The cooperation and participation of private landowners and public land managers is key to the success of the Wisconsin IBA Program. When nominating any site as an Important Bird Area, whether public or private, great discretion should be exercised in order to respect the rights and authority of landowners and managers, and to avoid the creation or perception of potential conflict. The IBA Program offers potential recognition and assistance for good land stewardship, and should be used to foster trust and cooperation with landowners and managers.
- Private landowners and/or public land managers should be notified in person if their land is being considered for an IBA nomination.
- Private landowners and/or public land managers should be invited to participate in the IBA nomination process.
- Private landowners and/or public land managers should be consulted before a site is positively identified as an Important Bird Area. "Identified" means that a site has been found, on a scientific basis, to meet the IBA site criteria.
- Permission should be obtained from private landowners and/or public land managers before any information on a site is made public, or any site is formally "designated" as an Important Bird Area.

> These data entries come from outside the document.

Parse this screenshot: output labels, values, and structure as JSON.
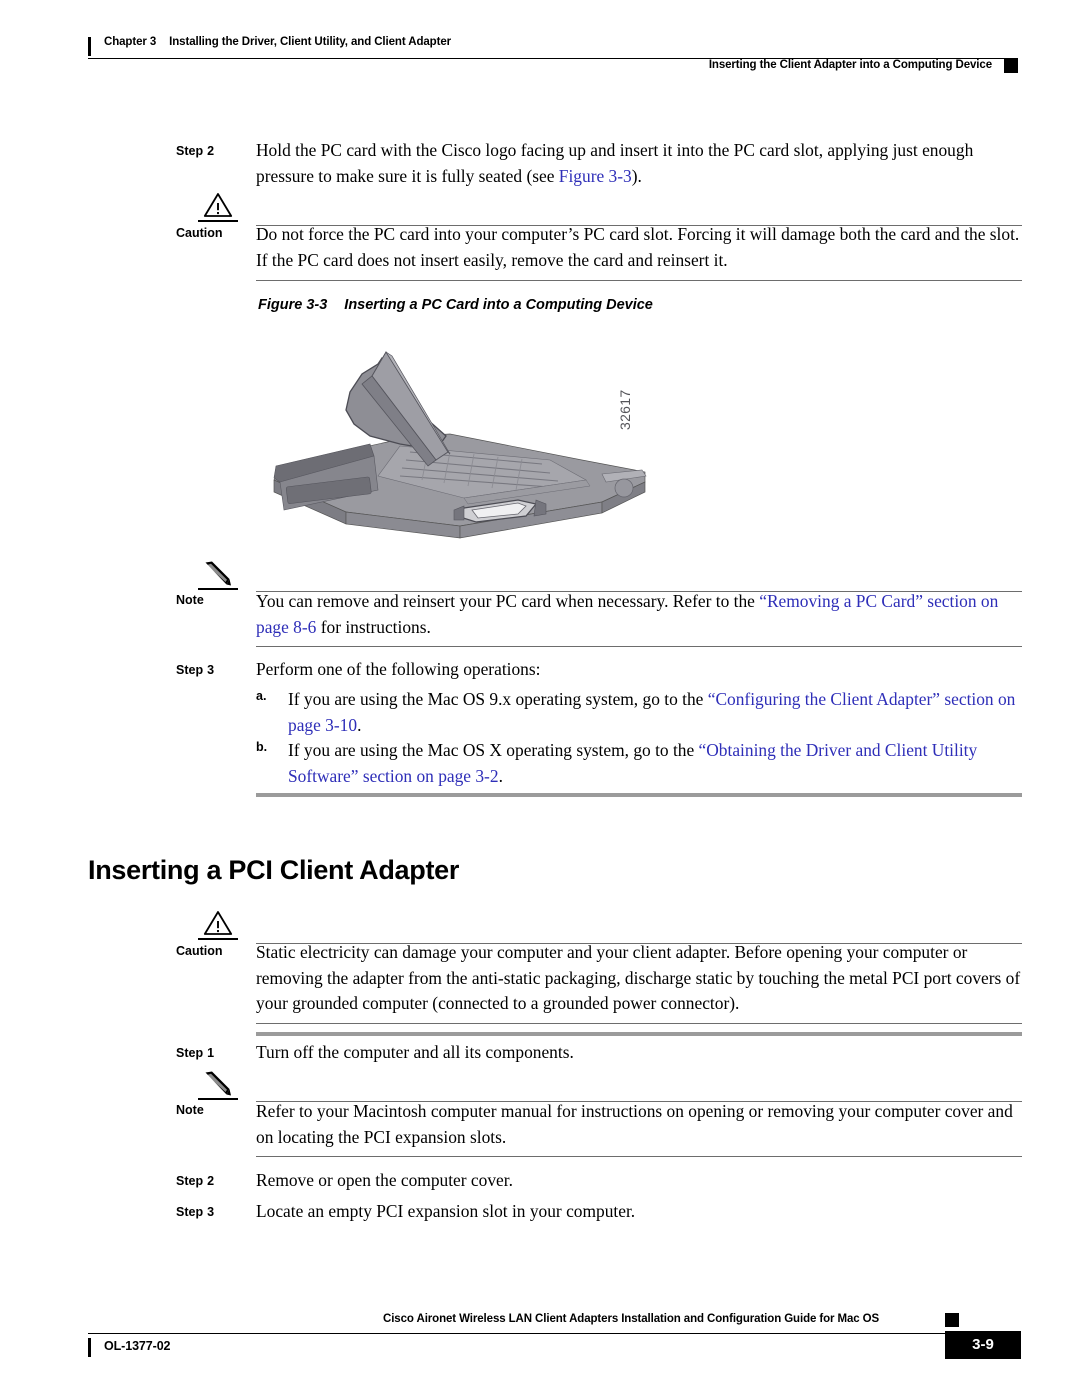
{
  "header": {
    "chapter_number": "Chapter 3",
    "chapter_title": "Installing the Driver, Client Utility, and Client Adapter",
    "section_title": "Inserting the Client Adapter into a Computing Device"
  },
  "content": {
    "step2_label": "Step",
    "step2_number": "2",
    "step2_text_a": "Hold the PC card with the Cisco logo facing up and insert it into the PC card slot, applying just enough pressure to make sure it is fully seated (see ",
    "step2_xref": "Figure 3-3",
    "step2_text_b": ").",
    "caution1_label": "Caution",
    "caution1_text": "Do not force the PC card into your computer’s PC card slot. Forcing it will damage both the card and the slot. If the PC card does not insert easily, remove the card and reinsert it.",
    "figure_number": "Figure 3-3",
    "figure_title": "Inserting a PC Card into a Computing Device",
    "figure_id": "32617",
    "note1_label": "Note",
    "note1_text_a": "You can remove and reinsert your PC card when necessary. Refer to the ",
    "note1_xref": "“Removing a PC Card” section on page 8-6",
    "note1_text_b": " for instructions.",
    "step3_label": "Step",
    "step3_number": "3",
    "step3_text": "Perform one of the following operations:",
    "substep_a_marker": "a.",
    "substep_a_text_a": "If you are using the Mac OS 9.x operating system, go to the ",
    "substep_a_xref": "“Configuring the Client Adapter” section on page 3-10",
    "substep_a_text_b": ".",
    "substep_b_marker": "b.",
    "substep_b_text_a": "If you are using the Mac OS X operating system, go to the ",
    "substep_b_xref": "“Obtaining the Driver and Client Utility Software” section on page 3-2",
    "substep_b_text_b": ".",
    "heading": "Inserting a PCI Client Adapter",
    "caution2_label": "Caution",
    "caution2_text": "Static electricity can damage your computer and your client adapter. Before opening your computer or removing the adapter from the anti-static packaging, discharge static by touching the metal PCI port covers of your grounded computer (connected to a grounded power connector).",
    "pci_step1_label": "Step",
    "pci_step1_number": "1",
    "pci_step1_text": "Turn off the computer and all its components.",
    "note2_label": "Note",
    "note2_text": "Refer to your Macintosh computer manual for instructions on opening or removing your computer cover and on locating the PCI expansion slots.",
    "pci_step2_label": "Step",
    "pci_step2_number": "2",
    "pci_step2_text": "Remove or open the computer cover.",
    "pci_step3_label": "Step",
    "pci_step3_number": "3",
    "pci_step3_text": "Locate an empty PCI expansion slot in your computer."
  },
  "footer": {
    "guide_title": "Cisco Aironet Wireless LAN Client Adapters Installation and Configuration Guide for Mac OS",
    "doc_id": "OL-1377-02",
    "page_number": "3-9"
  },
  "colors": {
    "xref_link": "#2e2eb8",
    "rule_gray": "#6d6d6d",
    "thick_rule_gray": "#9b9b9b",
    "figure_body": "#8d8d93",
    "figure_light": "#a9a9af",
    "figure_dark": "#6b6b72"
  }
}
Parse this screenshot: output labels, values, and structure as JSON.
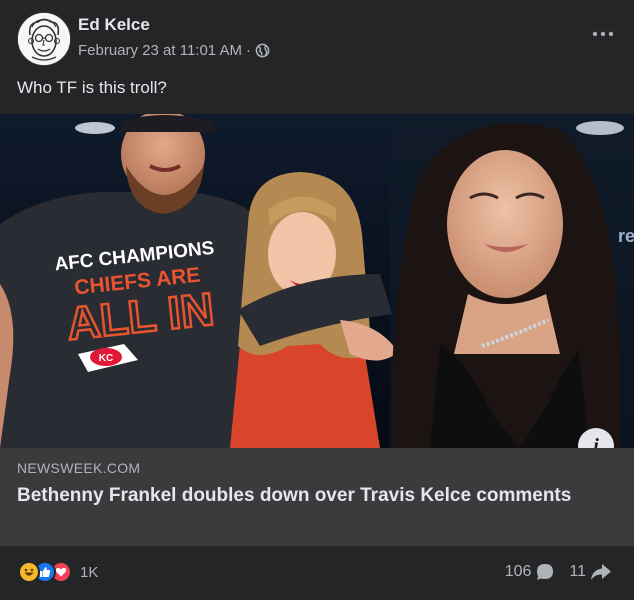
{
  "post": {
    "author": "Ed Kelce",
    "timestamp": "February 23 at 11:01 AM",
    "separator": "·",
    "privacy_icon": "globe-icon",
    "more_icon": "more-options-icon",
    "caption": "Who TF is this troll?"
  },
  "image": {
    "shirt_line1": "AFC CHAMPIONS",
    "shirt_line2": "CHIEFS ARE",
    "shirt_line3": "ALL IN",
    "shirt_logo": "KC",
    "bg_sign": "re"
  },
  "link": {
    "domain": "NEWSWEEK.COM",
    "headline": "Bethenny Frankel doubles down over Travis Kelce comments",
    "info_label": "i"
  },
  "footer": {
    "reaction_icons": [
      "haha-icon",
      "like-icon",
      "love-icon"
    ],
    "reaction_count": "1K",
    "comment_count": "106",
    "share_count": "11"
  },
  "colors": {
    "background": "#242526",
    "link_card": "#3a3b3c",
    "text_primary": "#e4e6eb",
    "text_secondary": "#b0b3b8",
    "like_blue": "#1877f2",
    "love_red": "#f33e58",
    "haha_yellow": "#f7b928"
  }
}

- Private landowners and/or public land managers should be given every opportunity to participate in any discussions concerning their land, especially conservation planning or habitat management.
- Nominators should never trespass on private property or enter public lands without authorization, if authorization is required. Always respect property rights and posted signs, and never engage in activities likely to arouse suspicion or hostility.
- If you encounter any negative reaction, or even anticipate such a reaction, on the part of a landowner or land manager, contact the IBA Coordinator. Do not try to pursue contact on your own if you are unsure of the response.
- Note: Potential exceptions to these guidelines may exist in instances where there are multiple landowners or managers (too many to notify individually) for a given site, in which case the landowner(s) or manager(s) of the largest portions should still be notified. An exception may also exist in instances where notification is likely to result in a hostile reaction, such as when prior conflicts exist over the site.